Antigen and IL-33 synergistically promote chromatin accessibility at the regulatory regions of pro-inflammatory genes of human skin mast cells

Antigenic stimulation through cross-linking the IgE receptor and epithelial cell-derived cytokine IL-33 are potent stimuli of mast cell (MC) activation. However, target genes induced by the combined antigen and IL-33 stimulation have not been investigated in human skin mast cells in a genome-wide manner. Furthermore, epigenetic mechanisms by which IL-33 acts synergically with antigenic stimulation to induce gene transcription have not been investigated. We identified the target genes that responded to the combined antigen and IL-33 stimulation using RNA-seq. These genes can be divided into three groups. Genes in the first group are target genes where antigenic stimulation and IL-33 stimulation achieve high levels of synergy in promoting these gene transcription (high synergy target genes).
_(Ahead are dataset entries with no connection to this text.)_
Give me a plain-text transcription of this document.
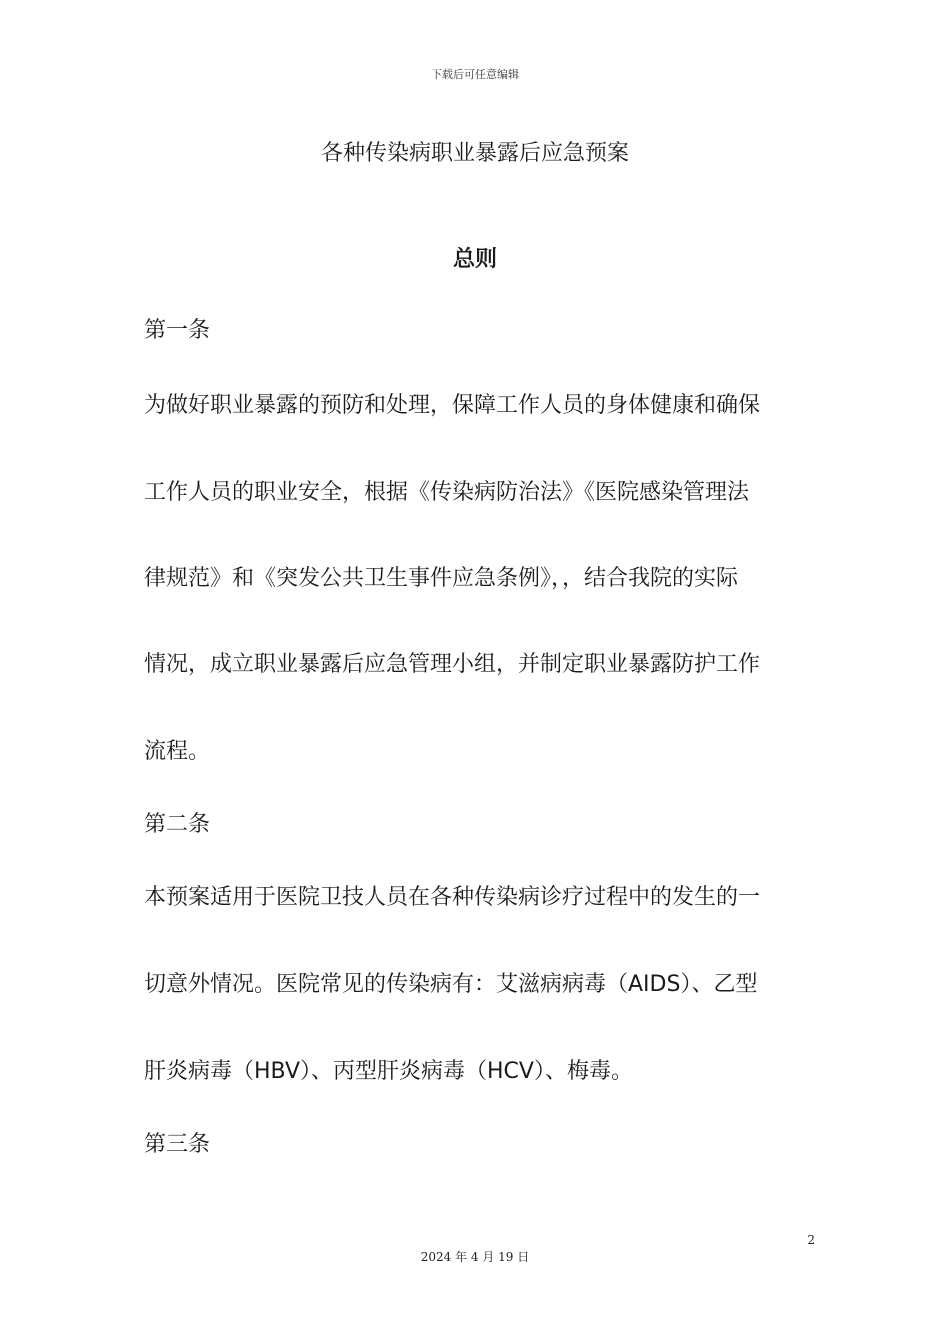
下载后可任意编辑
各种传染病职业暴露后应急预案
总则
第一条
为做好职业暴露的预防和处理，保障工作人员的身体健康和确保
工作人员的职业安全，根据《传染病防治法》《医院感染管理法
律规范》和《突发公共卫生事件应急条例》，，结合我院的实际
情况，成立职业暴露后应急管理小组，并制定职业暴露防护工作
流程。
第二条
本预案适用于医院卫技人员在各种传染病诊疗过程中的发生的一
切意外情况。医院常见的传染病有：艾滋病病毒（AIDS）、乙型
肝炎病毒（HBV）、丙型肝炎病毒（HCV）、梅毒。
第三条
2
2024 年 4 月 19 日
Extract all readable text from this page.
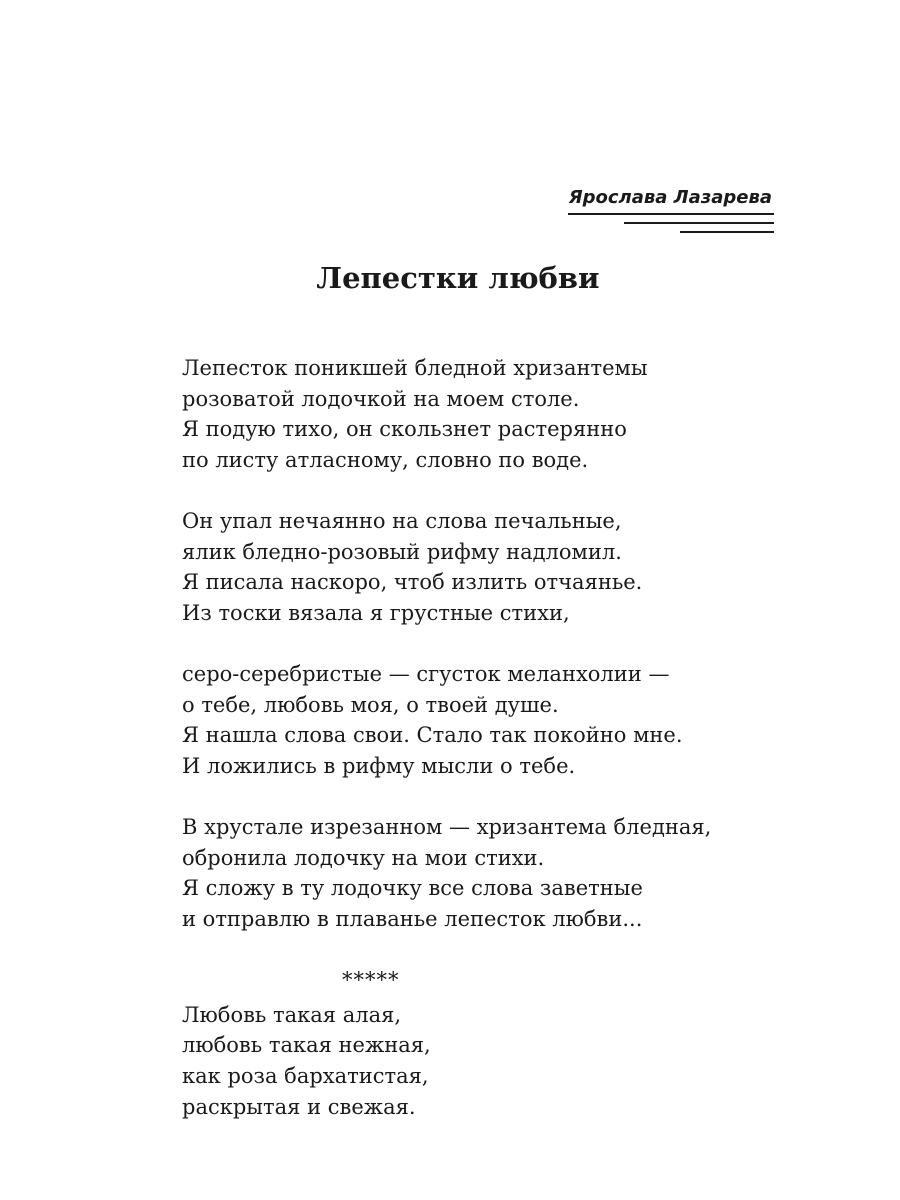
Ярослава Лазарева
Лепестки любви
Лепесток поникшей бледной хризантемы
розоватой лодочкой на моем столе.
Я подую тихо, он скользнет растерянно
по листу атласному, словно по воде.
Он упал нечаянно на слова печальные,
ялик бледно-розовый рифму надломил.
Я писала наскоро, чтоб излить отчаянье.
Из тоски вязала я грустные стихи,
серо-серебристые — сгусток меланхолии —
о тебе, любовь моя, о твоей душе.
Я нашла слова свои. Стало так покойно мне.
И ложились в рифму мысли о тебе.
В хрустале изрезанном — хризантема бледная,
обронила лодочку на мои стихи.
Я сложу в ту лодочку все слова заветные
и отправлю в плаванье лепесток любви...
*****
Любовь такая алая,
любовь такая нежная,
как роза бархатистая,
раскрытая и свежая.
Genes in the second group are target genes for low levels of synergy mediated by the combined antigen and IL-33 stimulation (low synergy target genes). And genes in the third group are not targeted for the antigen and IL-33 synergy (non-synergy target genes). We found that pro-inflammatory cytokine and chemokine genes were enriched among the high synergy target genes. We demonstrate that the combined antigen and IL-33 stimulation-induced or -increased chromatin accessible areas in the regulatory regions of the high synergy target genes but not of the low synergy target genes. Transcription factor binding motif analysis revealed more binding sites for NF-κB, AP-1, GABPA, and RAP1 in the induced or increased chromatin accessible regions of the high synergy target genes. Our study shines a light on an epigenetic mechanism by which how epithelial cell-derived cytokine IL-33 might cause exacerbation of skin MC-mediated allergic inflammation. ### Competing Interest Statement The authors have declared no competing interest.